Topic outline

  • CS-E4500 Advanced Course in Algorithms D

    Spring 2024 — Algebraic Algorithms: Classical and Quantum


    PLEASE NOTE. All course activity takes place in the A+ system. First lecture: Tuesday 9 January, 12—14, Hall T5 (CS Building).

    Overview. This is an advanced-level optional course that in spring 2024 explores algebraic algorithm designs for univariate polynomials and large-integer arithmetic, multilinear techniques, as well as select mathematically related concepts in quantum computation, with a three-fold motivation:

    1. Multilinear techniques as well as the toolbox of classical near-linear-time algorithms for univariate polynomials and large integers provide a practical showcase of recurrent mathematical ideas in algorithm design such as linearity, duality, divide-and-conquer, dynamic programming, iteration and invariants, approximation, parameterization, tradeoffs between resources and objectives, and randomization. This exposure to key classical ideas enables us to relate and compare the classical notions with their high-dimensional quantum analogs, for example, the fast Fourier transform with the fast quantum Fourier transform.
    2. We gain exposure to a number of classical and more recent applications, such as fast matrix multiplication and quantum algorithms for period-finding and quantum search by amplitude amplification.
    3. Among key motivators for the ongoing push towards quantum computing are (i) Shor's polynomial-time factorization algorithm for integers, a task for which no classical polynomial-time algorithm is known at the moment, as well as (ii) Grover's fast quantum search, which in many applications reduces the search time to essentially the square root of its classical black-box counterpart. We study both algorithm designs in a quantum circuit model of computation, which we develop from mathematical-minimalist first principles.

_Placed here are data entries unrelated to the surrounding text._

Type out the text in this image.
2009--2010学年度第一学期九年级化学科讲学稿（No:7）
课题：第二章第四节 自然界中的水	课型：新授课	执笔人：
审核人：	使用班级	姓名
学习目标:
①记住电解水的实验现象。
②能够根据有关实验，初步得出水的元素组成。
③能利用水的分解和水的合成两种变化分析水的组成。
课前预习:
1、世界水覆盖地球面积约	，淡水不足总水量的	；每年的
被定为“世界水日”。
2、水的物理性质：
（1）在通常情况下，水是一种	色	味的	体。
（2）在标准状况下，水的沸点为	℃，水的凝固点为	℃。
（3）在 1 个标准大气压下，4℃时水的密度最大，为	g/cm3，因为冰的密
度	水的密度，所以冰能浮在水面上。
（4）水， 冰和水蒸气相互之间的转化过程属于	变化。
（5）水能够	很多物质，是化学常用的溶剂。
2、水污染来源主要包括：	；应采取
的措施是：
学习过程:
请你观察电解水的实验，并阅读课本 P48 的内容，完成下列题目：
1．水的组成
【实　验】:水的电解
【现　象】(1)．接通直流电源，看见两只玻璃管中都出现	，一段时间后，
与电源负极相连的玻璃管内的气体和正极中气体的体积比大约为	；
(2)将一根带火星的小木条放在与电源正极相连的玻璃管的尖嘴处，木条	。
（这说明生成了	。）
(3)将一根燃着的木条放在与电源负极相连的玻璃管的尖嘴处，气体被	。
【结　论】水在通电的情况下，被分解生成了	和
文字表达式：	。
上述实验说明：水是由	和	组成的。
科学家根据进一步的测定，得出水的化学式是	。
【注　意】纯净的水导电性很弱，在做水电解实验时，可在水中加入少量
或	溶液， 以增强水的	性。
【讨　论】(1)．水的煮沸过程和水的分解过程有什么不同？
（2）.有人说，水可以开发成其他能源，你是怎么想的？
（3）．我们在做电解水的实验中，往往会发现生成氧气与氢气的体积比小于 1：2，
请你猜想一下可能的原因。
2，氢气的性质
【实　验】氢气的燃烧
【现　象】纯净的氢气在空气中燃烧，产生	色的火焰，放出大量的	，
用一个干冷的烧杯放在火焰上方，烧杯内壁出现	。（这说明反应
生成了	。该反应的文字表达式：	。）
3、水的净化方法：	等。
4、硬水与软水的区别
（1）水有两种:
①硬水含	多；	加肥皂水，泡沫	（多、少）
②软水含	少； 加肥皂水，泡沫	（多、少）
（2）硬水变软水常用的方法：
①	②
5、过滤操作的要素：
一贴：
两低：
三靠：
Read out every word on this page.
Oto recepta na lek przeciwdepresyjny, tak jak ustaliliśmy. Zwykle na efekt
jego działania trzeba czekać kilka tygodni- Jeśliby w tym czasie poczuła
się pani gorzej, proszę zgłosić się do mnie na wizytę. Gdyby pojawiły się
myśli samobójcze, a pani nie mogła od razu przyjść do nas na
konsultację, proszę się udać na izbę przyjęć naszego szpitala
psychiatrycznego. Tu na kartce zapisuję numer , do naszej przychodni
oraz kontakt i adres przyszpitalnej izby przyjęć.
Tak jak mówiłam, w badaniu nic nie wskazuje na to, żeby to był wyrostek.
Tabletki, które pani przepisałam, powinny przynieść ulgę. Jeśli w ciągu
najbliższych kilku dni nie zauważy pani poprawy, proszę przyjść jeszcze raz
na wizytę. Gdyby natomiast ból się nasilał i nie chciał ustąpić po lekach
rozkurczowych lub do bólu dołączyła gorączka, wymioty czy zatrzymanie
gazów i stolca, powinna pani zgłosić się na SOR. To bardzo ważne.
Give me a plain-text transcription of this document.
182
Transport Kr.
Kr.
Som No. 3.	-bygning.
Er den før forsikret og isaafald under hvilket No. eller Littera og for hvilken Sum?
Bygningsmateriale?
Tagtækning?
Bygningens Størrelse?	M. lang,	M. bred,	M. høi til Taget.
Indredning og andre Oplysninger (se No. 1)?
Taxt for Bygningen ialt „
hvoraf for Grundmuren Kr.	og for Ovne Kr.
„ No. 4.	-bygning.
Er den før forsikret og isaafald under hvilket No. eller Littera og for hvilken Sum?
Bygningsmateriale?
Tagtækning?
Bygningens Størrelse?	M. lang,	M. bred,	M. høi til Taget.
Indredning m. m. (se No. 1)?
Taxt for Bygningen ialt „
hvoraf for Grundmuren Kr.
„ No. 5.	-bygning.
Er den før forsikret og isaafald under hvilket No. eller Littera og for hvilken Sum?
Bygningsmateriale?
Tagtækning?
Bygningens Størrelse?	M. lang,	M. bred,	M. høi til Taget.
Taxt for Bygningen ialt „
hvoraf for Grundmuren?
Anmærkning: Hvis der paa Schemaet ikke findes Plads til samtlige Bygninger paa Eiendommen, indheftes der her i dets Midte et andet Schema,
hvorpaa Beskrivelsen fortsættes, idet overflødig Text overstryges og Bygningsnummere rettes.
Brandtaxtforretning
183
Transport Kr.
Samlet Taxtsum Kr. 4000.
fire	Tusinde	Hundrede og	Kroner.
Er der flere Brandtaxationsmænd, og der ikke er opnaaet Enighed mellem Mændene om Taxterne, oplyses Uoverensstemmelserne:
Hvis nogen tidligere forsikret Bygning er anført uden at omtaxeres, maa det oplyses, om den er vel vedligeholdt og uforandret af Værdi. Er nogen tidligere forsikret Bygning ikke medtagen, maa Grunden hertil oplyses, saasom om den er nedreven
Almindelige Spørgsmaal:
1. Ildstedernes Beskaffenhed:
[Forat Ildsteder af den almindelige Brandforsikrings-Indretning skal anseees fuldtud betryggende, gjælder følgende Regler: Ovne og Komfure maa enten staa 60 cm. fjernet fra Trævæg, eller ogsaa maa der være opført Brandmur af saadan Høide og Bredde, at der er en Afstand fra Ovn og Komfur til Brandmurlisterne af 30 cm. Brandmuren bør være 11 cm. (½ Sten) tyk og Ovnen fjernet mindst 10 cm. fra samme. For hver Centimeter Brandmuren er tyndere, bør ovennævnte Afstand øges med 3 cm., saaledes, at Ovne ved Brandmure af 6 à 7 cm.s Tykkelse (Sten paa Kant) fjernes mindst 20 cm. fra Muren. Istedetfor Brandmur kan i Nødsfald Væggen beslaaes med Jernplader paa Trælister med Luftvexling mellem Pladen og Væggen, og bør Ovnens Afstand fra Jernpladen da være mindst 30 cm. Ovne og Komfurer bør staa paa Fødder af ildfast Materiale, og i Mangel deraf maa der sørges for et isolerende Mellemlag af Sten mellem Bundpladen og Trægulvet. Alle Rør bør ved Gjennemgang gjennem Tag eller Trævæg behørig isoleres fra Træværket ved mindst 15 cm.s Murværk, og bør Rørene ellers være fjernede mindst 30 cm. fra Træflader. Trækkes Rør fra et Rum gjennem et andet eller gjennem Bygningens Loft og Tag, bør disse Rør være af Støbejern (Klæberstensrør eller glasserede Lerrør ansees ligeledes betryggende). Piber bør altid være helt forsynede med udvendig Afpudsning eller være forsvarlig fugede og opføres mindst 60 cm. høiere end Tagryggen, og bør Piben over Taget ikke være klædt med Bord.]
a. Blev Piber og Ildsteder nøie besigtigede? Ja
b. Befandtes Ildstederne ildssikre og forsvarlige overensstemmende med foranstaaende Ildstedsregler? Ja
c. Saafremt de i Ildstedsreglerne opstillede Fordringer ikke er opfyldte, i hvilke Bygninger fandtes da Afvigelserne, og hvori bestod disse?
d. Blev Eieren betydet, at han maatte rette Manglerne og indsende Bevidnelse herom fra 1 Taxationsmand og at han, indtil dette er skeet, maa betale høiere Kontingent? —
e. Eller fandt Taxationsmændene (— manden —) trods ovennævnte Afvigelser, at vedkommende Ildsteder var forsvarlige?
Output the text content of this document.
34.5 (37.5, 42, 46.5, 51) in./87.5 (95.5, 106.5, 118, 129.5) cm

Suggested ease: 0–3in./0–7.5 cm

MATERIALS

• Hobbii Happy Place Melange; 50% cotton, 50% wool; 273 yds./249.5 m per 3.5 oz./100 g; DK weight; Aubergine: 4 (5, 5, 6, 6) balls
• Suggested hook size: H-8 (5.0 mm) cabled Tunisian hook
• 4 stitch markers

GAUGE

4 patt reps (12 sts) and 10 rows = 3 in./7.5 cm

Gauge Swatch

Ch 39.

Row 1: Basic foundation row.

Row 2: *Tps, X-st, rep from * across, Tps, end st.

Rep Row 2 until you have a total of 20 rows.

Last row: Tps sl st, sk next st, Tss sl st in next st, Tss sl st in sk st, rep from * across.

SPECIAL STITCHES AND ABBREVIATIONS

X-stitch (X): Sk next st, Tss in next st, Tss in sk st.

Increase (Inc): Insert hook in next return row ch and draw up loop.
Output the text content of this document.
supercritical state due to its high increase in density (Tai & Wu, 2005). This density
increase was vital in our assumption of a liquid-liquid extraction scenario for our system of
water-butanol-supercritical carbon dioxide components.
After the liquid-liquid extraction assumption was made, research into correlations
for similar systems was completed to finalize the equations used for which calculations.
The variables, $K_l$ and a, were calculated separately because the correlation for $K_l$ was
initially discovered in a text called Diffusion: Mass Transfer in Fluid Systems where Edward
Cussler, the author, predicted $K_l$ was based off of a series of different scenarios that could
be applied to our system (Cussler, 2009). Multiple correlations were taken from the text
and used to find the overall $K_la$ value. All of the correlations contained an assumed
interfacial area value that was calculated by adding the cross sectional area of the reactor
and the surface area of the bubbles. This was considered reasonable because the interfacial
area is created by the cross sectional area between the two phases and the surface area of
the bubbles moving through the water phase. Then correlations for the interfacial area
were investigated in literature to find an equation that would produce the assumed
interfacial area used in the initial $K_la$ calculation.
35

    Prerequisites: Fundamentals of algorithm design and analysis (e.g. CS-E3190). Mathematical maturity.

    Teacher: Prof. Petteri Kaski.

    First lecture: Tuesday 9 January, 12—14, Hall T5 (CS Building).

    Grading: Total points awarded from weekly problem sets determine the course grade. No exam.

    Learning objectives

    • Terminology and objectives of modern algorithmics, including elements of algebraic, approximation, randomised, and quantum algorithms.
    • The art of solving a large problem by reduction to one or more smaller instances of the same or a related problem.
    • (Linear) independence, dependence, and their abstractions as enablers of efficient algorithms. Computational serendipity of low tensor rank and high-dimensional quantum states.
    • Making use of duality. Often a problem has a corresponding dual problem that is obtainable from the original (the primal) problem by means of an easy transformation. The primal and dual control each other, enabling an algorithm designer to use the interplay between the two representations.
    • Relaxation and tradeoffs between objectives and resources as design tools. Instead of computing the exact optimum solution at considerable cost, often a less costly but principled approximation suffices. Instead of the complete dual, often only a randomly chosen partial dual or other relaxation suffices to arrive at a solution with high probability.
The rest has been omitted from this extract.